Although the sketch (download) may seem quite complex, it is just made up of things we have already examined in the past. The only unfamiliar part could be the MAX7219 display driver IC, which in itself is quite easy to use. There is a full part review and explanation here. It is most likely that everyone will have different LED display units, as the 4-digit modules can be hard to track for some people or too expensive –  so some more explanation is in order.

You will need common-cathode display modules. If you line the digits up from left to right, they will be numbered zero to nine with respect to the MAX7219 – so connect MAX7219 pin 2 to the cathode of your first display, and so on. With regards to the anodes (a~g and dp [decimal point]) – link each anode type together.

For example, if you have eight separate 7-segment display modules, connect each ‘a’ pin together, then to MAX pin 14. And so on. Here is the board layout – a real mess:

exam19p1boardss

And our action video:

An interesting twist you might find of interest is the function:

Which allows you to alter the brightness of the LED display(s). The range is 0 to 18 – in my examples it has been set to 8. You could then make your clock dim the display brightness between (for example) 11pm and 5am – so when you wake up in the middle of the night the display won’t act like a frickin’  laser-beam burning into your eyeballs. Furthermore, dropping the brightness reduces the power consumption.

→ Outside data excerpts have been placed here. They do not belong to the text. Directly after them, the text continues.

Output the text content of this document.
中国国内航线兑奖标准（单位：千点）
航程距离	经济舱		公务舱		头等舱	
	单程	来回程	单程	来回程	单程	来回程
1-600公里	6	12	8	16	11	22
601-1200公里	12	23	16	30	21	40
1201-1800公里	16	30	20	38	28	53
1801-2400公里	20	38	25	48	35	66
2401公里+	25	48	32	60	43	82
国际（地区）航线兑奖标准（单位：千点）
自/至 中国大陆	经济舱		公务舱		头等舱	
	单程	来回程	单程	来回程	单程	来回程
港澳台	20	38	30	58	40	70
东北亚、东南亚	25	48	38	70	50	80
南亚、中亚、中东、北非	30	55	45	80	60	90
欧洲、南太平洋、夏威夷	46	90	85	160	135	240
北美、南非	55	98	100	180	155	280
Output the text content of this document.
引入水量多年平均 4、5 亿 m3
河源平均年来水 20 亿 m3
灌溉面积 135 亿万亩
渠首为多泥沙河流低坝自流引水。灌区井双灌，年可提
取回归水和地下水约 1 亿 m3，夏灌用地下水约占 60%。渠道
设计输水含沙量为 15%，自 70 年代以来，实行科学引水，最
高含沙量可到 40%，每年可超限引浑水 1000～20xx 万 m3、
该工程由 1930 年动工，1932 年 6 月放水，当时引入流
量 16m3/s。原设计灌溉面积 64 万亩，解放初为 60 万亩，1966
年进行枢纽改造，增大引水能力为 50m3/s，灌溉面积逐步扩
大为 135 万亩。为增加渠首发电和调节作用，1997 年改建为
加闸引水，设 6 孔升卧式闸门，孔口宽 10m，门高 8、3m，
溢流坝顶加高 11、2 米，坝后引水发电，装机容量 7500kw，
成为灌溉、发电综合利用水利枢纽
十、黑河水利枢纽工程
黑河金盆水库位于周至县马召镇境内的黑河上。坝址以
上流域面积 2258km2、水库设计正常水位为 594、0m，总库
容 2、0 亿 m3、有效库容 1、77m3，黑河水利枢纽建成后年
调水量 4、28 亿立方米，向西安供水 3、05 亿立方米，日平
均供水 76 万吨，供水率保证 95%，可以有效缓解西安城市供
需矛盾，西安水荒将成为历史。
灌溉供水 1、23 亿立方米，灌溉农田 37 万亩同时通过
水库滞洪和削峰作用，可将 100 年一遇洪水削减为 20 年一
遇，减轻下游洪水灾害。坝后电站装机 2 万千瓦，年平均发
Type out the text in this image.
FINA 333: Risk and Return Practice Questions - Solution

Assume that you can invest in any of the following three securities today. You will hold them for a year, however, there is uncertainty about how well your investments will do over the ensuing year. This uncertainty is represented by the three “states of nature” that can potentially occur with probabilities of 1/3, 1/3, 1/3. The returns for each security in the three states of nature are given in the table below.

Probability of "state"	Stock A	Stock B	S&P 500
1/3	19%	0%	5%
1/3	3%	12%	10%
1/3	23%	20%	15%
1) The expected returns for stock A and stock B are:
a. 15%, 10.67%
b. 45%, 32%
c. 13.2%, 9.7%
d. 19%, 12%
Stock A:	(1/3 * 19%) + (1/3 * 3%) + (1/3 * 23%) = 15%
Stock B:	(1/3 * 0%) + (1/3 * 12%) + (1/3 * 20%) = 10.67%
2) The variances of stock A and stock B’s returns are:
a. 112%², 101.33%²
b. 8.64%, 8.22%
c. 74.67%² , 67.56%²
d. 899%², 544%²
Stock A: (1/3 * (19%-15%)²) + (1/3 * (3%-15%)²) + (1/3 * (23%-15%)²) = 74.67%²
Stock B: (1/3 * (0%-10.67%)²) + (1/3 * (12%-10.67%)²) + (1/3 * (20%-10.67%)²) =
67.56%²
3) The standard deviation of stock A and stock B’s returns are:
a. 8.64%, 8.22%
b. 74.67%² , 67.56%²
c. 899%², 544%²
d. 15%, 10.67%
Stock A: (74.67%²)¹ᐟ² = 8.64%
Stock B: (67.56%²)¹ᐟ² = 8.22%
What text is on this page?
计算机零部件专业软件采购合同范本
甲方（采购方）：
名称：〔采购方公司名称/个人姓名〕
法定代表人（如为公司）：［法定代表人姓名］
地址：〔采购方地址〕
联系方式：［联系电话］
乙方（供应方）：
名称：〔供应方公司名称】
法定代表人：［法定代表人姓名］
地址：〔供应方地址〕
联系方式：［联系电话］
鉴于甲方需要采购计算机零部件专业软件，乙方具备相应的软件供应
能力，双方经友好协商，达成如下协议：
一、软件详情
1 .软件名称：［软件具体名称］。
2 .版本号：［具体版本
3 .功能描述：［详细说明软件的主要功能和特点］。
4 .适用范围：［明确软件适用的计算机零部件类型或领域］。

gps_satellite_nasa_art-iif

 “You went… where?”

Now it is time for what most of you have been waiting for – making a GPS tracking device. Now before you get too excited, it would be proper to make sure you have the permission of someone before you track them. From a hardware perspective this example is a lot easier that you think – it is just the Arduino board, GPS shield and microSD shield. You will need to install TinyGPS library if not already installed.

Then, we will need the following items:

  • Arduino Uno or compatible board
  • the GPS shield bundle
  • microSD shield and a matching memory card up to 2GB in size
  • portable power, for example an alkaline 9V PP3 battery and adaptor cable

Download the Example 19.2 sketch from here.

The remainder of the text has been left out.